There are some common points where various routines should be tested. For example, for the trigonometric routines, test at various fractions of π. Aside from being mathematically interesting, these tend to be where implementations switch between approximations, internally. Also test at large numbers that are representable but happen to be very near multiples of simple fractions of π. These are the worst cases for argument reduction and can yield huge relative errors if not done correctly. They require number theory to find. Testing in any sort of scattershot approach, or even orderly approaches that fail to consider this reduction problem, will fail to find these troublesome arguments, so it would be easy to report as accurate a routine that had huge errors.
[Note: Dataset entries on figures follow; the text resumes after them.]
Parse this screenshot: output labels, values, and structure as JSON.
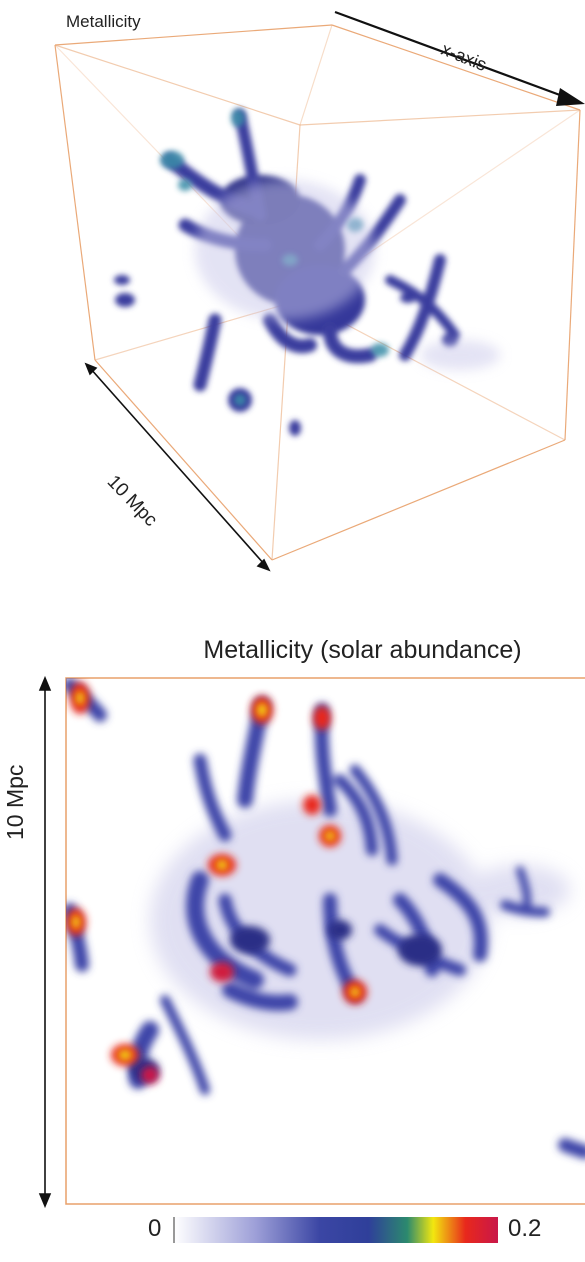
{
  "cube": {
    "title": "Metallicity",
    "axis_label": "x-axis",
    "scale_label": "10 Mpc",
    "edge_color": "#e8a06a"
  },
  "map": {
    "title": "Metallicity (solar abundance)",
    "scale_label": "10 Mpc",
    "frame_color": "#e8a06a"
  },
  "colorbar": {
    "min_label": "0",
    "max_label": "0.2",
    "colors": [
      "#ffffff",
      "#9ea0d8",
      "#3b46a4",
      "#2f3f9a",
      "#2c8a6e",
      "#f2e70f",
      "#e8281c",
      "#c9174a"
    ]
  }
}
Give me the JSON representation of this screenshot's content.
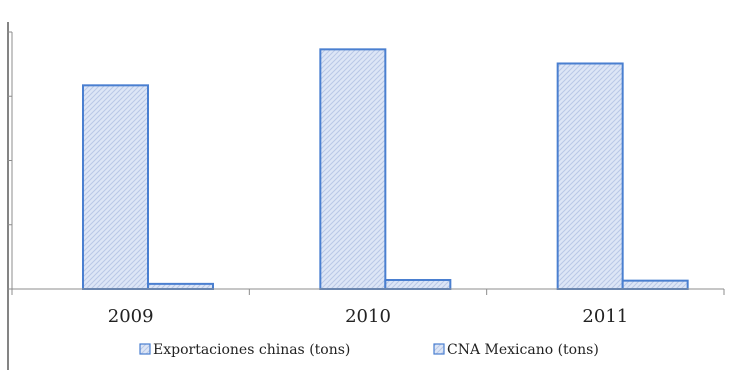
{
  "chart_data": {
    "type": "bar",
    "categories": [
      "2009",
      "2010",
      "2011"
    ],
    "series": [
      {
        "name": "Exportaciones chinas (tons)",
        "values": [
          3.17,
          3.73,
          3.51
        ]
      },
      {
        "name": "CNA Mexicano (tons)",
        "values": [
          0.08,
          0.14,
          0.13
        ]
      }
    ],
    "ylim": [
      0,
      4
    ],
    "yticks": [
      0,
      1,
      2,
      3,
      4
    ],
    "y_tick_labels_shown": false,
    "grid": false,
    "legend_position": "bottom",
    "colors": {
      "series_fill": "#dde6f6",
      "series_stroke": "#4a7fd0",
      "hatch": "#b9c8e6",
      "axis": "#8c8c8c",
      "frame": "#333333"
    }
  }
}
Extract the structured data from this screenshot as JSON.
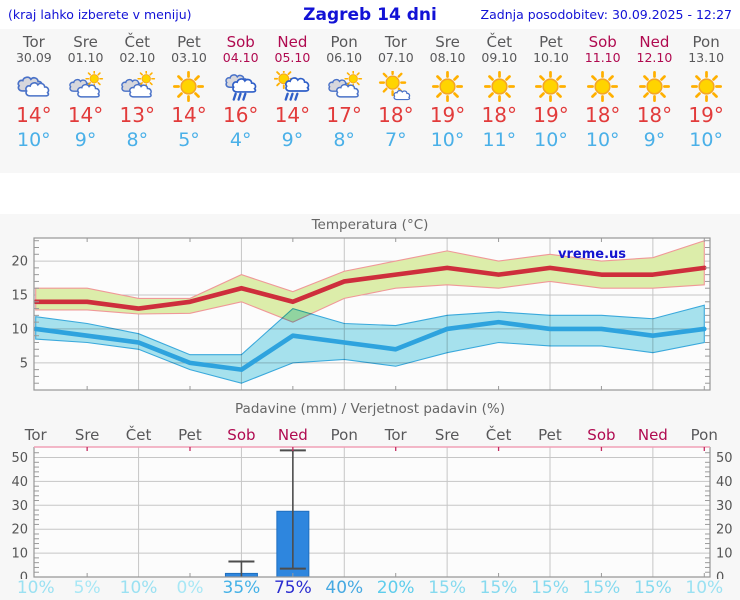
{
  "header": {
    "left_note": "(kraj lahko izberete v meniju)",
    "title": "Zagreb 14 dni",
    "updated": "Zadnja posodobitev: 30.09.2025 - 12:27"
  },
  "colors": {
    "header_text": "#1212d6",
    "weekday": "#58585a",
    "weekend": "#b00a50",
    "max_temp": "#e23b3b",
    "min_temp": "#4ab0e8",
    "panel_bg": "#f7f7f7",
    "chart_bg": "#fcfcfc",
    "max_line": "#ce2e3c",
    "max_band": "#dcedaa",
    "min_line": "#2ea3de",
    "min_band": "#a8e4f0",
    "bar": "#2e86de",
    "precip_top_axis": "#f0a0b6"
  },
  "days": [
    {
      "name": "Tor",
      "date": "30.09",
      "weekend": false,
      "icon": "cloudy",
      "tmax": "14°",
      "tmin": "10°",
      "precip_prob": "10%",
      "prob_color": "#9be1f2"
    },
    {
      "name": "Sre",
      "date": "01.10",
      "weekend": false,
      "icon": "partly",
      "tmax": "14°",
      "tmin": "9°",
      "precip_prob": "5%",
      "prob_color": "#a8e7f5"
    },
    {
      "name": "Čet",
      "date": "02.10",
      "weekend": false,
      "icon": "partly",
      "tmax": "13°",
      "tmin": "8°",
      "precip_prob": "10%",
      "prob_color": "#9be1f2"
    },
    {
      "name": "Pet",
      "date": "03.10",
      "weekend": false,
      "icon": "sunny",
      "tmax": "14°",
      "tmin": "5°",
      "precip_prob": "0%",
      "prob_color": "#a8e7f5"
    },
    {
      "name": "Sob",
      "date": "04.10",
      "weekend": true,
      "icon": "rain",
      "tmax": "16°",
      "tmin": "4°",
      "precip_prob": "35%",
      "prob_color": "#46b2e7"
    },
    {
      "name": "Ned",
      "date": "05.10",
      "weekend": true,
      "icon": "sunrain",
      "tmax": "14°",
      "tmin": "9°",
      "precip_prob": "75%",
      "prob_color": "#2b2ed0"
    },
    {
      "name": "Pon",
      "date": "06.10",
      "weekend": false,
      "icon": "partly",
      "tmax": "17°",
      "tmin": "8°",
      "precip_prob": "40%",
      "prob_color": "#46a9e2"
    },
    {
      "name": "Tor",
      "date": "07.10",
      "weekend": false,
      "icon": "mostlysunny",
      "tmax": "18°",
      "tmin": "7°",
      "precip_prob": "20%",
      "prob_color": "#5fcdec"
    },
    {
      "name": "Sre",
      "date": "08.10",
      "weekend": false,
      "icon": "sunny",
      "tmax": "19°",
      "tmin": "10°",
      "precip_prob": "15%",
      "prob_color": "#86daef"
    },
    {
      "name": "Čet",
      "date": "09.10",
      "weekend": false,
      "icon": "sunny",
      "tmax": "18°",
      "tmin": "11°",
      "precip_prob": "15%",
      "prob_color": "#86daef"
    },
    {
      "name": "Pet",
      "date": "10.10",
      "weekend": false,
      "icon": "sunny",
      "tmax": "19°",
      "tmin": "10°",
      "precip_prob": "15%",
      "prob_color": "#86daef"
    },
    {
      "name": "Sob",
      "date": "11.10",
      "weekend": true,
      "icon": "sunny",
      "tmax": "18°",
      "tmin": "10°",
      "precip_prob": "15%",
      "prob_color": "#86daef"
    },
    {
      "name": "Ned",
      "date": "12.10",
      "weekend": true,
      "icon": "sunny",
      "tmax": "18°",
      "tmin": "9°",
      "precip_prob": "15%",
      "prob_color": "#86daef"
    },
    {
      "name": "Pon",
      "date": "13.10",
      "weekend": false,
      "icon": "sunny",
      "tmax": "19°",
      "tmin": "10°",
      "precip_prob": "10%",
      "prob_color": "#9be1f2"
    }
  ],
  "chart_data": [
    {
      "type": "line",
      "title": "Temperatura (°C)",
      "watermark": "vreme.us",
      "categories": [
        "Tor",
        "Sre",
        "Čet",
        "Pet",
        "Sob",
        "Ned",
        "Pon",
        "Tor",
        "Sre",
        "Čet",
        "Pet",
        "Sob",
        "Ned",
        "Pon"
      ],
      "ylim": [
        1,
        23.4
      ],
      "yticks": [
        5,
        10,
        15,
        20
      ],
      "grid": true,
      "series": [
        {
          "name": "tmax",
          "color": "#ce2e3c",
          "values": [
            14,
            14,
            13,
            14,
            16,
            14,
            17,
            18,
            19,
            18,
            19,
            18,
            18,
            19
          ]
        },
        {
          "name": "tmin",
          "color": "#2ea3de",
          "values": [
            10,
            9,
            8,
            5,
            4,
            9,
            8,
            7,
            10,
            11,
            10,
            10,
            9,
            10
          ]
        },
        {
          "name": "tmax_band_upper",
          "values": [
            16,
            16,
            14.5,
            14.5,
            18,
            15.5,
            18.5,
            20,
            21.5,
            20,
            21,
            20,
            20.5,
            23
          ]
        },
        {
          "name": "tmax_band_lower",
          "values": [
            12.8,
            12.8,
            12.2,
            12.3,
            14,
            11,
            14.5,
            16,
            16.5,
            16,
            17,
            16,
            16,
            16.5
          ]
        },
        {
          "name": "tmin_band_upper",
          "values": [
            11.8,
            10.8,
            9.3,
            6.2,
            6.2,
            13,
            10.8,
            10.5,
            12,
            12.5,
            12,
            12,
            11.5,
            13.5
          ]
        },
        {
          "name": "tmin_band_lower",
          "values": [
            8.5,
            8,
            7,
            4,
            2,
            5,
            5.5,
            4.5,
            6.5,
            8,
            7.5,
            7.5,
            6.5,
            8
          ]
        }
      ]
    },
    {
      "type": "bar",
      "title": "Padavine (mm) / Verjetnost padavin (%)",
      "categories": [
        "Tor",
        "Sre",
        "Čet",
        "Pet",
        "Sob",
        "Ned",
        "Pon",
        "Tor",
        "Sre",
        "Čet",
        "Pet",
        "Sob",
        "Ned",
        "Pon"
      ],
      "ylim": [
        0,
        54.4
      ],
      "yticks": [
        0,
        10,
        20,
        30,
        40,
        50
      ],
      "grid": true,
      "values": [
        0,
        0,
        0,
        0,
        1.5,
        27.5,
        0,
        0,
        0,
        0,
        0,
        0,
        0,
        0
      ],
      "bars": [
        {
          "day": 4,
          "value": 1.5,
          "whisker_low": 0,
          "whisker_high": 6.5
        },
        {
          "day": 5,
          "value": 27.5,
          "whisker_low": 3.5,
          "whisker_high": 53
        }
      ],
      "probabilities": [
        "10%",
        "5%",
        "10%",
        "0%",
        "35%",
        "75%",
        "40%",
        "20%",
        "15%",
        "15%",
        "15%",
        "15%",
        "15%",
        "10%"
      ]
    }
  ]
}
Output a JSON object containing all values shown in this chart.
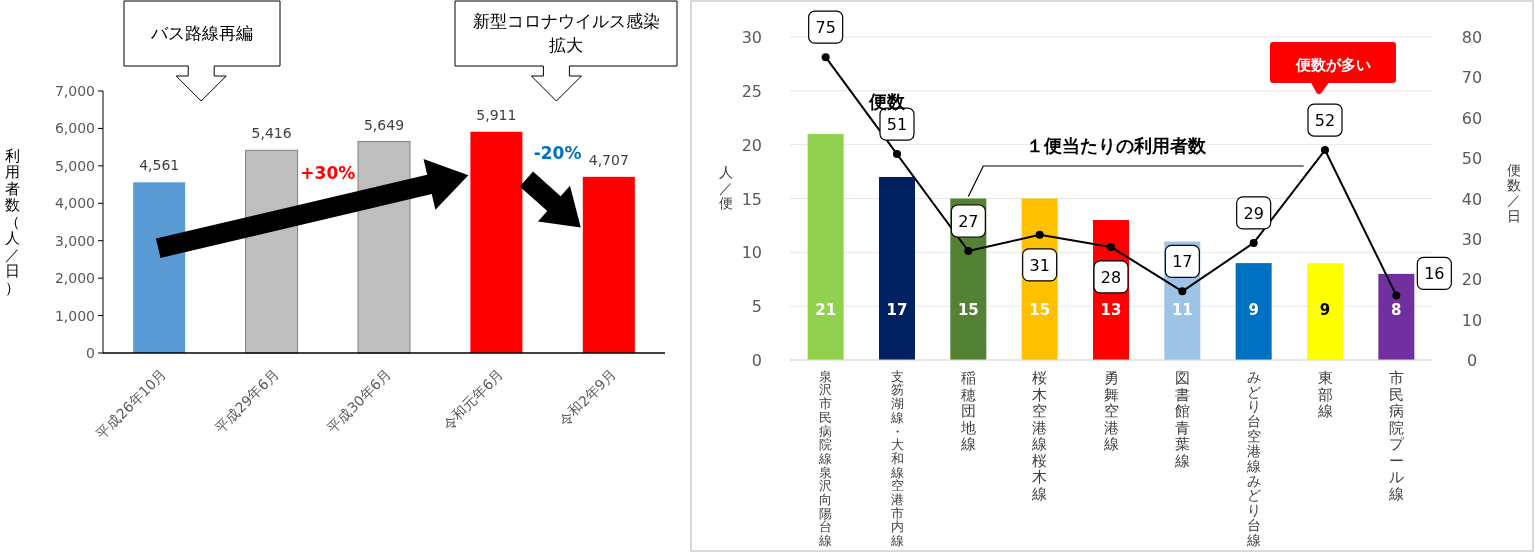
{
  "chart_data": [
    {
      "type": "bar",
      "ylabel": "利用者数（人／日）",
      "categories": [
        "平成26年10月",
        "平成29年6月",
        "平成30年6月",
        "令和元年6月",
        "令和2年9月"
      ],
      "values": [
        4561,
        5416,
        5649,
        5911,
        4707
      ],
      "value_labels": [
        "4,561",
        "5,416",
        "5,649",
        "5,911",
        "4,707"
      ],
      "colors": [
        "#5b9bd5",
        "#bfbfbf",
        "#bfbfbf",
        "#ff0000",
        "#ff0000"
      ],
      "ylim": [
        0,
        7000
      ],
      "yticks": [
        0,
        {
          "value": 1000,
          "label": "1,000"
        },
        {
          "value": 2000,
          "label": "2,000"
        },
        {
          "value": 3000,
          "label": "3,000"
        },
        {
          "value": 4000,
          "label": "4,000"
        },
        {
          "value": 5000,
          "label": "5,000"
        },
        {
          "value": 6000,
          "label": "6,000"
        },
        {
          "value": 7000,
          "label": "7,000"
        }
      ],
      "annotations": [
        "バス路線再編",
        "新型コロナウイルス感染拡大",
        "+30%",
        {
          "text": "-20%",
          "x": "令和2年9月",
          "y": 4707
        }
      ]
    },
    {
      "type": "bar",
      "ylabel": "人／便",
      "y2label": "便数／日",
      "categories": [
        "泉沢市民病院線泉沢向陽台線",
        "支笏湖線・大和線空港市内線",
        "稲穂団地線",
        "桜木空港線桜木線",
        "勇舞空港線",
        "図書館青葉線",
        "みどり台空港線みどり台線",
        "東部線",
        "市民病院プール線"
      ],
      "series": [
        {
          "name": "１便当たりの利用者数",
          "type": "bar",
          "colors": [
            "#92d050",
            "#002060",
            "#548235",
            "#ffc000",
            "#ff0000",
            "#9dc3e6",
            "#0070c0",
            "#ffff00",
            "#7030a0"
          ],
          "values": [
            21,
            17,
            15,
            15,
            13,
            11,
            9,
            9,
            8
          ]
        },
        {
          "name": "便数",
          "type": "line",
          "axis": "y2",
          "color": "#000000",
          "values": [
            75,
            51,
            27,
            31,
            28,
            17,
            29,
            52,
            16
          ]
        }
      ],
      "ylim": [
        0,
        30
      ],
      "yticks": [
        0,
        5,
        10,
        15,
        20,
        25,
        30
      ],
      "y2lim": [
        0,
        80
      ],
      "y2ticks": [
        0,
        10,
        20,
        30,
        40,
        50,
        60,
        70,
        80
      ],
      "grid": "y",
      "marker": "circle",
      "data_labels": true,
      "legend": false,
      "annotations": [
        "便数が多い"
      ]
    }
  ]
}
On the other hand, there are important points to test that cannot be known without internal knowledge of the implementation. For example, when designing a sine routine, I would use the Remez algorithm to find a minimax polynomial, aiming for it to be good from, say, –π/2 to +π/2 (quite large for this sort of thing, but just for example). Then I would look at the arithmetic and rounding errors that could occur during argument reduction. Sometimes they would produce a result a little outside that interval. So I would go back to the minimax polynomial generation and push for a slightly larger interval. And I would also look for improvements in the argument reduction. In the end, I would end up with a reduction guaranteed to produce results within a certain interval and a polynomial known to be good to a certain accuracy within that interval. To test my routine, you then need to know the endpoints of that interval, and you have to be able to find some arguments for which the argument reduction yields points near those endpoints, which means you have to have some idea of how my argument reduction is implemented—how many bits does it use, and such. Like the troublesome arguments mentioned above, these points cannot be found with a scattershot approach. But unlike those above, they cannot be found from pure mathematics; you need information about the implementation. This makes it practically impossible to know you have compared the worst potential arguments for implementations.